Cyber insurance remains a useful tool in the fight against ransomware, a new Marsh briefing argues.
That may seem like an obvious thing to say, but the briefing points out that some are increasingly viewing cyber insurance as creating a target on companies’ backs that can invite ransomware, or cyber extortion, attacks. On the contrary, Marsh said that the insurance is a proven tool to help fight ransomware and other cyber threats.
A ransomware attack involves a party coopting an entity’s computer systems and preventing their use until a fee is paid.
Marsh explained that ransomware victims aren’t typically targeted per se. Rather, attackers go after computer vulnerabilities that helps reel in as many victims as possible.

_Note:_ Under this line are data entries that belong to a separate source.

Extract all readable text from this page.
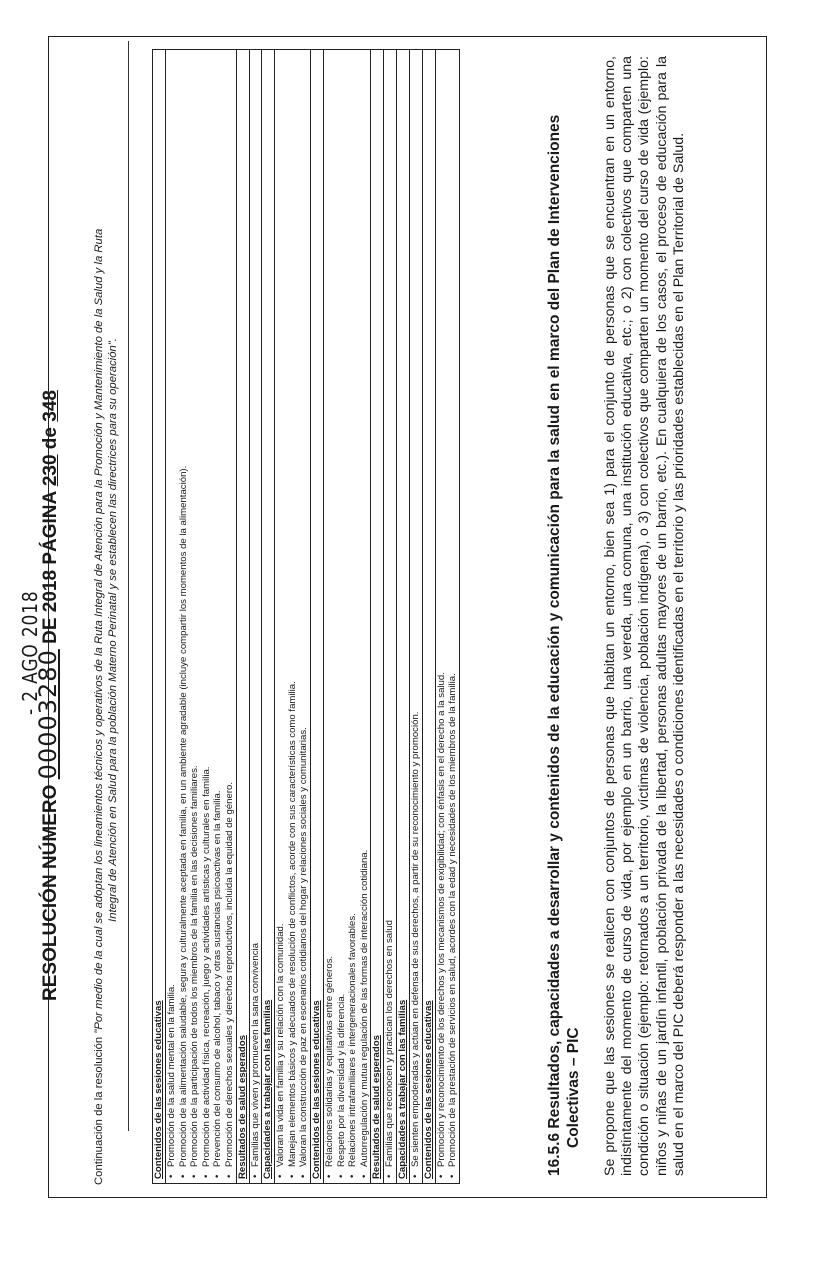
- 2 AGO 2018
RESOLUCIÓN NÚMERO 00003280 DE 2018 PÁGINA 230 de 348
Continuación de la resolución "Por medio de la cual se adoptan los lineamientos técnicos y operativos de la Ruta Integral de Atención para la Promoción y Mantenimiento de la Salud y la Ruta Integral de Atención en Salud para la población Materno Perinatal y se establecen las directrices para su operación".
Contenidos de las sesiones educativas • Promoción de la salud mental en la familia. • Promoción de la alimentación saludable, segura y culturalmente aceptada en familia, en un ambiente agradable (incluye compartir los momentos de la alimentación). • Promoción de la participación de todos los miembros de la familia en las decisiones familiares. • Promoción de actividad física, recreación, juego y actividades artísticas y culturales en familia. • Prevención del consumo de alcohol, tabaco y otras sustancias psicoactivas en la familia. • Promoción de derechos sexuales y derechos reproductivos, incluida la equidad de género. Resultados de salud esperados • Familias que viven y promueven la sana convivencia Capacidades a trabajar con las familias • Valoran la vida en familia y su relación con la comunidad. • Manejan elementos básicos y adecuados de resolución de conflictos, acorde con sus características como familia. • Valoran la construcción de paz en escenarios cotidianos del hogar y relaciones sociales y comunitarias. Contenidos de las sesiones educativas • Relaciones solidarias y equitativas entre géneros. • Respeto por la diversidad y la diferencia. • Relaciones intrafamiliares e intergeneracionales favorables. • Autorregulación y mutua regulación de las formas de interacción cotidiana. Resultados de salud esperados • Familias que reconocen y practican los derechos en salud Capacidades a trabajar con las familias • Se sienten empoderadas y actúan en defensa de sus derechos, a partir de su reconocimiento y promoción. Contenidos de las sesiones educativas • Promoción y reconocimiento de los derechos y los mecanismos de exigibilidad; con énfasis en el derecho a la salud. • Promoción de la prestación de servicios en salud, acordes con la edad y necesidades de los miembros de la familia.	16.5.6 Resultados, capacidades a desarrollar y contenidos de la educación y comunicación para la salud en el marco del Plan de Intervenciones Colectivas – PIC Se propone que las sesiones se realicen con conjuntos de personas que habitan un entorno, bien sea 1) para el conjunto de personas que se encuentran en un entorno, indistintamente del momento de curso de vida, por ejemplo en un barrio, una vereda, una comuna, una institución educativa, etc.; o 2) con colectivos que comparten una condición o situación (ejemplo: retornados a un territorio, víctimas de violencia, población indígena), o 3) con colectivos que comparten un momento del curso de vida (ejemplo: niños y niñas de un jardín infantil, población privada de la libertad, personas adultas mayores de un barrio, etc.). En cualquiera de los casos, el proceso de educación para la salud en el marco del PIC deberá responder a las necesidades o condiciones identificadas en el territorio y las prioridades establecidas en el Plan Territorial de Salud.
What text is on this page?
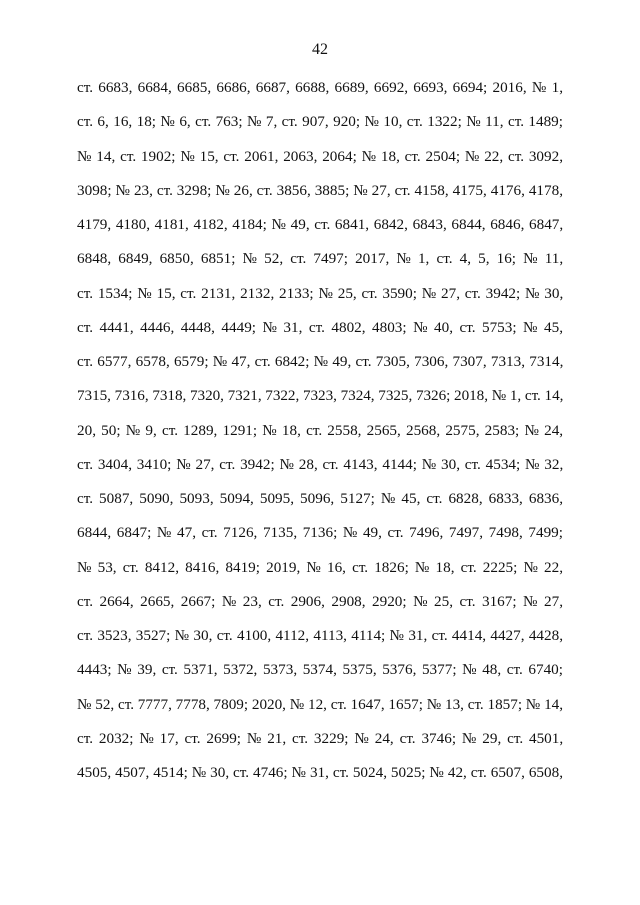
42
ст. 6683, 6684, 6685, 6686, 6687, 6688, 6689, 6692, 6693, 6694; 2016, № 1,
ст. 6, 16, 18; № 6, ст. 763; № 7, ст. 907, 920; № 10, ст. 1322; № 11, ст. 1489;
№ 14, ст. 1902; № 15, ст. 2061, 2063, 2064; № 18, ст. 2504; № 22, ст. 3092,
3098; № 23, ст. 3298; № 26, ст. 3856, 3885; № 27, ст. 4158, 4175, 4176, 4178,
4179, 4180, 4181, 4182, 4184; № 49, ст. 6841, 6842, 6843, 6844, 6846, 6847,
6848, 6849, 6850, 6851; № 52, ст. 7497; 2017, № 1, ст. 4, 5, 16; № 11,
ст. 1534; № 15, ст. 2131, 2132, 2133; № 25, ст. 3590; № 27, ст. 3942; № 30,
ст. 4441, 4446, 4448, 4449; № 31, ст. 4802, 4803; № 40, ст. 5753; № 45,
ст. 6577, 6578, 6579; № 47, ст. 6842; № 49, ст. 7305, 7306, 7307, 7313, 7314,
7315, 7316, 7318, 7320, 7321, 7322, 7323, 7324, 7325, 7326; 2018, № 1, ст. 14,
20, 50; № 9, ст. 1289, 1291; № 18, ст. 2558, 2565, 2568, 2575, 2583; № 24,
ст. 3404, 3410; № 27, ст. 3942; № 28, ст. 4143, 4144; № 30, ст. 4534; № 32,
ст. 5087, 5090, 5093, 5094, 5095, 5096, 5127; № 45, ст. 6828, 6833, 6836,
6844, 6847; № 47, ст. 7126, 7135, 7136; № 49, ст. 7496, 7497, 7498, 7499;
№ 53, ст. 8412, 8416, 8419; 2019, № 16, ст. 1826; № 18, ст. 2225; № 22,
ст. 2664, 2665, 2667; № 23, ст. 2906, 2908, 2920; № 25, ст. 3167; № 27,
ст. 3523, 3527; № 30, ст. 4100, 4112, 4113, 4114; № 31, ст. 4414, 4427, 4428,
4443; № 39, ст. 5371, 5372, 5373, 5374, 5375, 5376, 5377; № 48, ст. 6740;
№ 52, ст. 7777, 7778, 7809; 2020, № 12, ст. 1647, 1657; № 13, ст. 1857; № 14,
ст. 2032; № 17, ст. 2699; № 21, ст. 3229; № 24, ст. 3746; № 29, ст. 4501,
4505, 4507, 4514; № 30, ст. 4746; № 31, ст. 5024, 5025; № 42, ст. 6507, 6508,
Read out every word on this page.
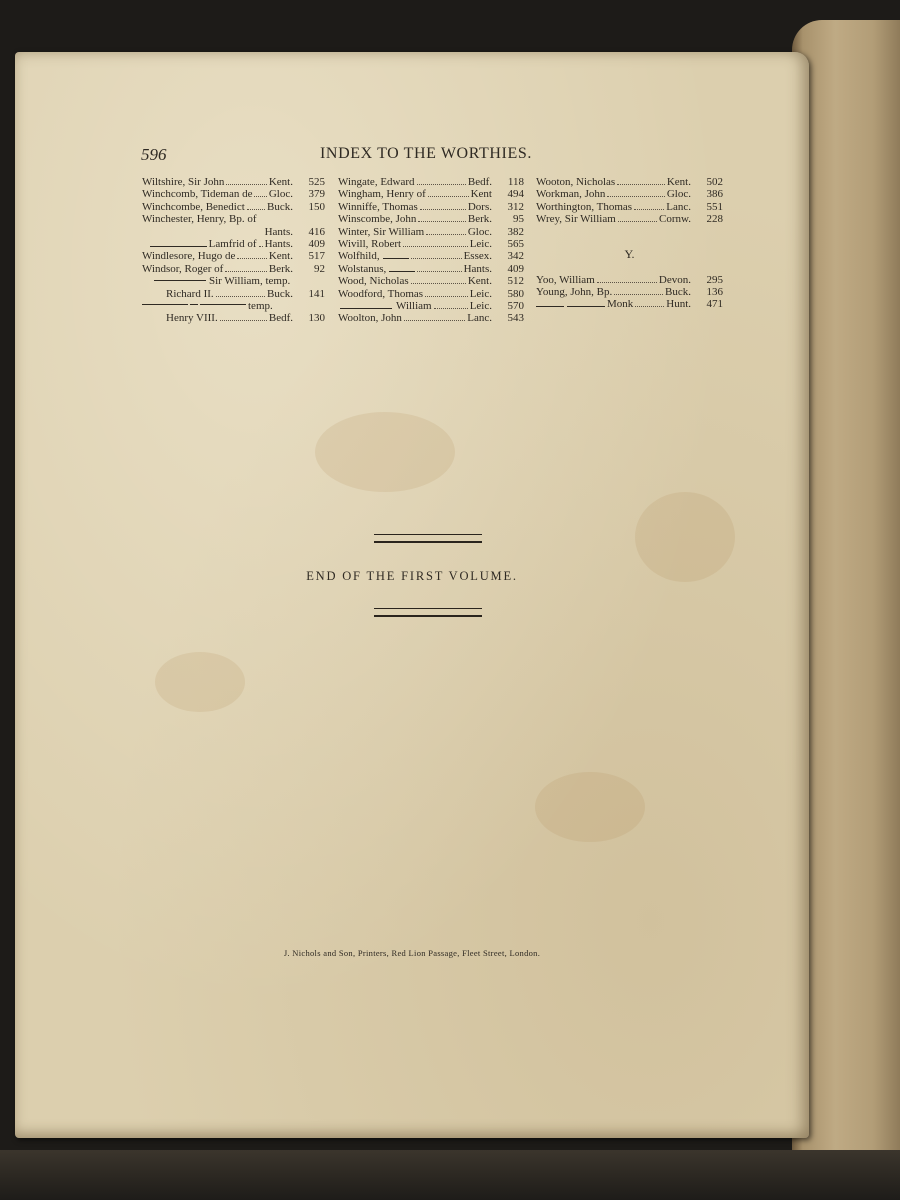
596	INDEX TO THE WORTHIES.
Wiltshire, Sir John	Kent.	525
Winchcomb, Tideman de Gloc.	379
Winchcombe, Benedict Buck.	150
Winchester, Henry, Bp. of
Hants.	416
Lamfrid of Hants.	409
Windlesore, Hugo de	Kent.	517
Windsor, Roger of	Berk.	92
Sir William, temp.
Richard II.	Buck.	141
temp.
Henry VIII.	Bedf.	130
Wingate, Edward	Bedf.	118
Wingham, Henry of	Kent	494
Winniffe, Thomas	Dors.	312
Winscombe, John	Berk.	95
Winter, Sir William	Gloc.	382
Wivill, Robert	Leic.	565
Wolfhild,	Essex.	342
Wolstanus,	Hants.	409
Wood, Nicholas	Kent.	512
Woodford, Thomas	Leic.	580
William	Leic.	570
Woolton, John	Lanc.	543
Wooton, Nicholas	Kent.	502
Workman, John	Gloc.	386
Worthington, Thomas	Lanc.	551
Wrey, Sir William	Cornw.	228
Y.
Yoo, William	Devon.	295
Young, John, Bp.	Buck.	136
Monk	Hunt.	471
END OF THE FIRST VOLUME.
J. Nichols and Son, Printers, Red Lion Passage, Fleet Street, London.
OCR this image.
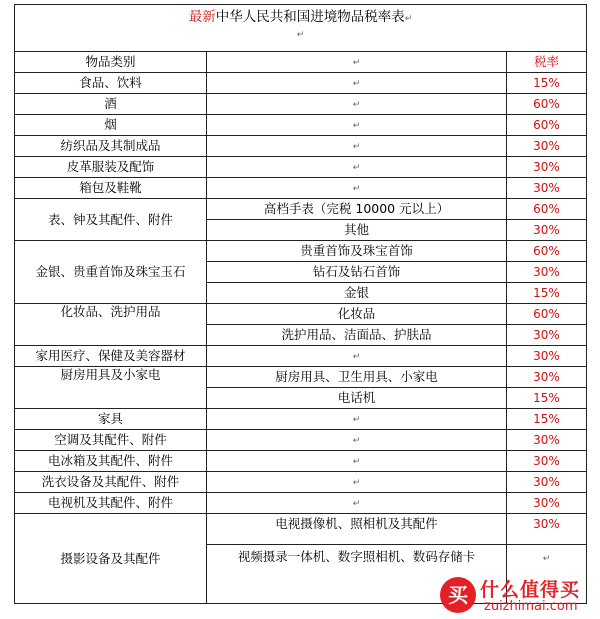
最新中华人民共和国进境物品税率表↵
↵		

物品类别	↵	税率
食品、饮料	↵	15%
酒	↵	60%
烟	↵	60%
纺织品及其制成品	↵	30%
皮革服装及配饰	↵	30%
箱包及鞋靴	↵	30%
表、钟及其配件、附件	高档手表（完税 10000 元以上）	60%
	其他	30%
金银、贵重首饰及珠宝玉石	贵重首饰及珠宝首饰	60%
	钻石及钻石首饰	30%
	金银	15%
化妆品、洗护用品	化妆品	60%
	洗护用品、洁面品、护肤品	30%
家用医疗、保健及美容器材	↵	30%
厨房用具及小家电	厨房用具、卫生用具、小家电	30%
	电话机	15%
家具	↵	15%
空调及其配件、附件	↵	30%
电冰箱及其配件、附件	↵	30%
洗衣设备及其配件、附件	↵	30%
电视机及其配件、附件	↵	30%
摄影设备及其配件	电视摄像机、照相机及其配件	30%
	视频摄录一体机、数字照相机、数码存储卡	↵
买 什么值得买
zuizhimai.com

Other myths about cyber insurance and ransomware that Marsh is trying to dispel:
Ransomware doesn’t incentivize extortionists because ransomware demands aren’t typically that large, usually topping out in the five-figure range.
Paying a ransomware demand, while not ideal, often is necessary to minimize operational disruptions that a ransomware attack can cause.
Insurers do not decide whether to pay a ransomware extortionist. The insurance buyer makes that final call. If an insured decides not to pay the ransom, an insurer typically supports the resulting costs including network recovery costs. Customers are also typically reimbursed for lost income stem from the attack.
Marsh noted that cyber insurers have “reliably paid claims for ransomware, network interruptions, data breaches and related liability” for more than a decade.
Also, cyber insurance helps raise awareness about cyber risk prevention methods, the report noted.
Marsh’s full briefing is “Cyber Insurance is Supporting the Fight Against Ransomware.”